Margaret Sheridan | Interrobang | Opinion | February 11th, 2008



Editorial opinions or comments expressed in this online edition of Interrobang newspaper reflect the views of the writer and are not those of the Interrobang or the Fanshawe Student Union. The Interrobang is published weekly by the Fanshawe Student Union at 1001 Fanshawe College Blvd., P.O. Box 7005, London, Ontario, N5Y 5R6 and distributed through the Fanshawe College community. Letters to the editor are welcome. All letters are subject to editing and should be emailed. All letters must be accompanied by contact information. Letters can also be submitted online by clicking here.
Between the USA election coverage and the release of the Manley Report the majority of Canadian media attention has been focused right here on North American politics.

Meanwhile recent events in Kenya have escalated to the point where experts around the world are warning that anything but immediate intervention may well lead to a repeat of the Rwandan genocide.

The violence in the East African nation has been escalating since the December Presidential election when the elected President, incumbent Mwai Kibaki, was accused by the opposition of rigging the votes.
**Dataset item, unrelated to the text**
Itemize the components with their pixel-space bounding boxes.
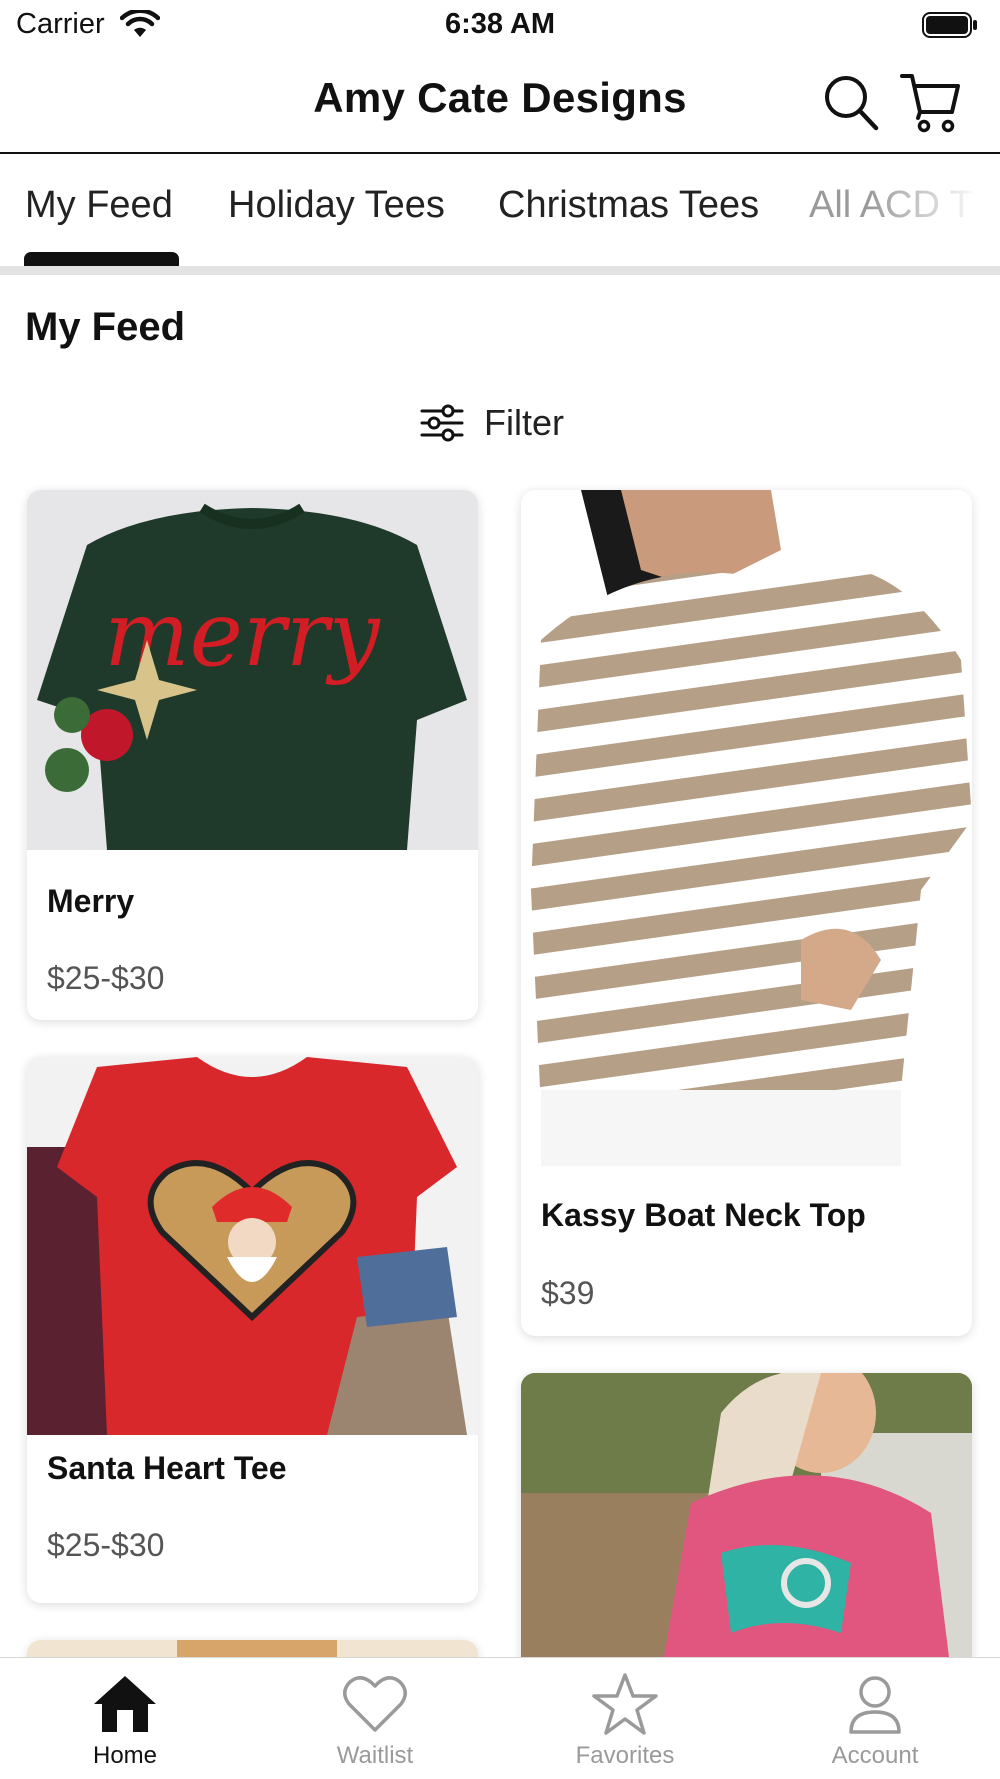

The accusations swelled to the point where the Kalenjin and the Kikuyu populations became pitted against each other, which lead to rioting, and eventually, murder.

The Red Cross recently estimated that over 1,000 Kenyans have been killed since the rioting began. But it wasn't until the death toll reached that marker that the international community sat up and took notice. The pictures painted by foreign correspondents became reminiscent of the Rwandan genocide in the mid-nineties. Writers have penned stories about ‘machete-wielding youths' and people being ‘burned alive in their own houses,' while the total death toll continues to rise on a daily basis and an estimated 300,000 Kenyans have fled from the danger zones.

The numbers, at this stage at least, pale in comparison to the 800,000 killed during the Rwandan genocide, but with the African politicians unwilling to take a stance and the international community unsure of what their role in such a dispute could amount to, it may only be a matter of time before we find that it's become too late to help.

Canadian Foreign Affairs Minister, Maxime Bernier, has called for a stop to the violence and recognition of the human rights laws until a solution can be found for the political unrest.

A useless dialogue especially from a country that must so clearly remember that words alone cannot halt a mass genocide.

The most poignant words I've seen come out of the situation to date belong to one of Kenya's leading journalists who, when speaking about the increased appeals for a political plan in the struggling nation said, he saw reason for optimism: “This is our seminal moment, many great nations were born in violence.”

But when does the cost supercede the gain?

And when will Canada and the UN stop standing on the sidelines hoping that their hollered calls for peace will be heard?